How does that explain that I'm still seeing the problem when the delete, re-declare and usage are all happening on the same channel?
EDIT: For clarity, here is the updated repro code:
using RabbitMQ.Client;
var factory = new ConnectionFactory();
var arguments = new Dictionary<string, object> { { "x-queue-type", "quorum" } };
using var connection = factory.CreateConnection();
using var channel = connection.CreateModel();
channel.ConfirmSelect();
channel.QueueDeclare("main", true, false, false); //create classic queue
channel.BasicPublish(string.Empty, "main", channel.CreateBasicProperties(), ReadOnlyMemory<byte>.Empty);
channel.WaitForConfirmsOrDie();
using var secondChannel = connection.CreateModel();
secondChannel.ConfirmSelect();
var message = secondChannel.BasicGet("main", false);
secondChannel.BasicAck(message.DeliveryTag, false);
secondChannel.QueueDelete("main");
secondChannel.QueueDeclare("main", true, false, false, arguments); //create quorum queue
secondChannel.BasicPublish(string.Empty, "main", secondChannel.CreateBasicProperties(), ReadOnlyMemory<byte>.Empty);
secondChannel.WaitForConfirmsOrDie(); //still throws here
secondChannel.QueueDelete("main");
If you comment out the BasicGet done on secondChannel right before the delete, then no exception occurs.
I'm not seeing how this has anything to do with concurrent operations across channels.
Channels do not wait for queues to "apply" their operations. Maybe in some cases they could.
Channels do not wait for queues to "apply" their operations. Maybe in some cases they could.
I'm sorry if I'm being dense, but I still don't understand how this comment explains the behavior I'm seeing.
With the updated repro code, it 100% of the time will throw with the INTERNAL_ERROR from the broker.

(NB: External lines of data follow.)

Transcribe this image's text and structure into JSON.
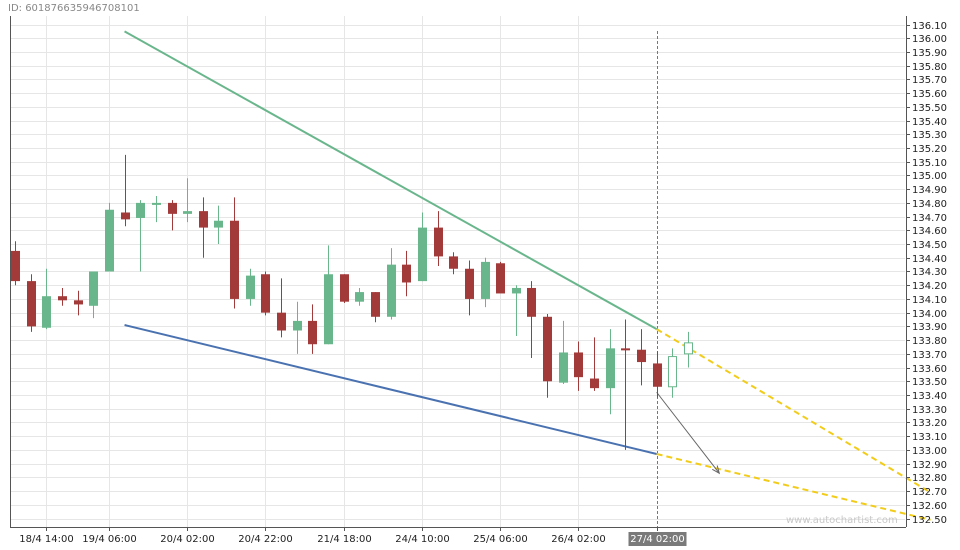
{
  "header": {
    "chart_id": "ID: 601876635946708101"
  },
  "watermark": "www.autochartist.com",
  "colors": {
    "bull": "#6ab68c",
    "bear": "#a33a3a",
    "resistance": "#6ab68c",
    "support": "#4a72b0",
    "projection": "#f2cc1a",
    "arrow": "#666666",
    "grid": "#e6e6e6",
    "highlight_bg": "#7a7a7a"
  },
  "chart_data": {
    "type": "candlestick",
    "title": "",
    "xlabel": "",
    "ylabel": "",
    "ylim": [
      132.45,
      136.12
    ],
    "grid": true,
    "y_ticks": [
      "136.10",
      "136.00",
      "135.90",
      "135.80",
      "135.70",
      "135.60",
      "135.50",
      "135.40",
      "135.30",
      "135.20",
      "135.10",
      "135.00",
      "134.90",
      "134.80",
      "134.70",
      "134.60",
      "134.50",
      "134.40",
      "134.30",
      "134.20",
      "134.10",
      "134.00",
      "133.90",
      "133.80",
      "133.70",
      "133.60",
      "133.50",
      "133.40",
      "133.30",
      "133.20",
      "133.10",
      "133.00",
      "132.90",
      "132.80",
      "132.70",
      "132.60",
      "132.50"
    ],
    "x_ticks": [
      {
        "label": "18/4 14:00",
        "index": 2
      },
      {
        "label": "19/4 06:00",
        "index": 6
      },
      {
        "label": "20/4 02:00",
        "index": 11
      },
      {
        "label": "20/4 22:00",
        "index": 16
      },
      {
        "label": "21/4 18:00",
        "index": 21
      },
      {
        "label": "24/4 10:00",
        "index": 26
      },
      {
        "label": "25/4 06:00",
        "index": 31
      },
      {
        "label": "26/4 02:00",
        "index": 36
      },
      {
        "label": "27/4 02:00",
        "index": 41,
        "highlight": true
      }
    ],
    "series": [
      {
        "o": 134.45,
        "h": 134.52,
        "l": 134.2,
        "c": 134.23
      },
      {
        "o": 134.23,
        "h": 134.28,
        "l": 133.86,
        "c": 133.9
      },
      {
        "o": 133.89,
        "h": 134.32,
        "l": 133.88,
        "c": 134.12
      },
      {
        "o": 134.12,
        "h": 134.18,
        "l": 134.05,
        "c": 134.09
      },
      {
        "o": 134.09,
        "h": 134.16,
        "l": 133.98,
        "c": 134.06
      },
      {
        "o": 134.05,
        "h": 134.3,
        "l": 133.96,
        "c": 134.3
      },
      {
        "o": 134.3,
        "h": 134.8,
        "l": 134.3,
        "c": 134.75
      },
      {
        "o": 134.73,
        "h": 135.15,
        "l": 134.63,
        "c": 134.68
      },
      {
        "o": 134.69,
        "h": 134.82,
        "l": 134.3,
        "c": 134.8
      },
      {
        "o": 134.8,
        "h": 134.85,
        "l": 134.66,
        "c": 134.8
      },
      {
        "o": 134.8,
        "h": 134.82,
        "l": 134.6,
        "c": 134.72
      },
      {
        "o": 134.72,
        "h": 134.98,
        "l": 134.66,
        "c": 134.74
      },
      {
        "o": 134.74,
        "h": 134.84,
        "l": 134.4,
        "c": 134.62
      },
      {
        "o": 134.62,
        "h": 134.78,
        "l": 134.5,
        "c": 134.67
      },
      {
        "o": 134.67,
        "h": 134.84,
        "l": 134.03,
        "c": 134.1
      },
      {
        "o": 134.1,
        "h": 134.32,
        "l": 134.05,
        "c": 134.27
      },
      {
        "o": 134.28,
        "h": 134.3,
        "l": 133.98,
        "c": 134.0
      },
      {
        "o": 134.0,
        "h": 134.25,
        "l": 133.82,
        "c": 133.87
      },
      {
        "o": 133.87,
        "h": 134.08,
        "l": 133.7,
        "c": 133.94
      },
      {
        "o": 133.94,
        "h": 134.06,
        "l": 133.7,
        "c": 133.77
      },
      {
        "o": 133.77,
        "h": 134.49,
        "l": 133.77,
        "c": 134.28
      },
      {
        "o": 134.28,
        "h": 134.28,
        "l": 134.07,
        "c": 134.08
      },
      {
        "o": 134.08,
        "h": 134.18,
        "l": 134.05,
        "c": 134.15
      },
      {
        "o": 134.15,
        "h": 134.15,
        "l": 133.93,
        "c": 133.97
      },
      {
        "o": 133.97,
        "h": 134.47,
        "l": 133.95,
        "c": 134.35
      },
      {
        "o": 134.35,
        "h": 134.45,
        "l": 134.12,
        "c": 134.22
      },
      {
        "o": 134.23,
        "h": 134.73,
        "l": 134.23,
        "c": 134.62
      },
      {
        "o": 134.62,
        "h": 134.74,
        "l": 134.34,
        "c": 134.41
      },
      {
        "o": 134.41,
        "h": 134.44,
        "l": 134.28,
        "c": 134.32
      },
      {
        "o": 134.32,
        "h": 134.38,
        "l": 133.98,
        "c": 134.1
      },
      {
        "o": 134.1,
        "h": 134.4,
        "l": 134.04,
        "c": 134.37
      },
      {
        "o": 134.36,
        "h": 134.37,
        "l": 134.15,
        "c": 134.14
      },
      {
        "o": 134.14,
        "h": 134.2,
        "l": 133.83,
        "c": 134.18
      },
      {
        "o": 134.18,
        "h": 134.23,
        "l": 133.67,
        "c": 133.97
      },
      {
        "o": 133.97,
        "h": 133.99,
        "l": 133.38,
        "c": 133.5
      },
      {
        "o": 133.49,
        "h": 133.94,
        "l": 133.48,
        "c": 133.71
      },
      {
        "o": 133.71,
        "h": 133.79,
        "l": 133.43,
        "c": 133.53
      },
      {
        "o": 133.52,
        "h": 133.82,
        "l": 133.43,
        "c": 133.45
      },
      {
        "o": 133.45,
        "h": 133.88,
        "l": 133.26,
        "c": 133.74
      },
      {
        "o": 133.74,
        "h": 133.95,
        "l": 133.0,
        "c": 133.73
      },
      {
        "o": 133.73,
        "h": 133.88,
        "l": 133.47,
        "c": 133.64
      },
      {
        "o": 133.63,
        "h": 133.72,
        "l": 133.38,
        "c": 133.46
      },
      {
        "o": 133.46,
        "h": 133.74,
        "l": 133.38,
        "c": 133.68
      },
      {
        "o": 133.7,
        "h": 133.86,
        "l": 133.6,
        "c": 133.78
      }
    ],
    "patterns": {
      "resistance": {
        "i1": 7,
        "y1": 136.05,
        "i2": 41,
        "y2": 133.88
      },
      "support": {
        "i1": 7,
        "y1": 133.91,
        "i2": 41,
        "y2": 132.97
      },
      "resistance_projection": {
        "i1": 41,
        "y1": 133.88,
        "i2": 58.5,
        "y2": 132.69
      },
      "support_projection": {
        "i1": 41,
        "y1": 132.97,
        "i2": 58.5,
        "y2": 132.49
      },
      "forecast_arrow": {
        "i1": 41,
        "y1": 133.42,
        "i2": 45,
        "y2": 132.83
      },
      "current_marker_index": 41
    }
  }
}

If I comment out the BasicGet then it works fine 100% of the time.
How is adding a BasicGet before a delete causing a consistent problem explained by "Channels do not wait for queues to 'apply' their operations" ?
@bording I'll do some tests to confirm, but my theory is that, without the BasicGet, the second channel has no knowledge of what kind of queue it's dealing with. Deleting a queue must not update the channel state in the same way that a BasicGet does.
The bug is that channels (queue type data) don't seem to update their internal state to catch cases where the type of the queue with which they are associated changes.
We know what the issue is (see my previous comment) but haven't had time to figure out any solution, other than don't change the queue type when active channels are using the queue.
@bording FYI fix is in #7943. Thanks for reporting this with code to reproduce, and your patience!
Unlike with 3.12.x, 3.11.x does not provide access to queue name in rabbit_classic_queue:dequeue/3, so the fix will be 3.12-specific, at least in its current form.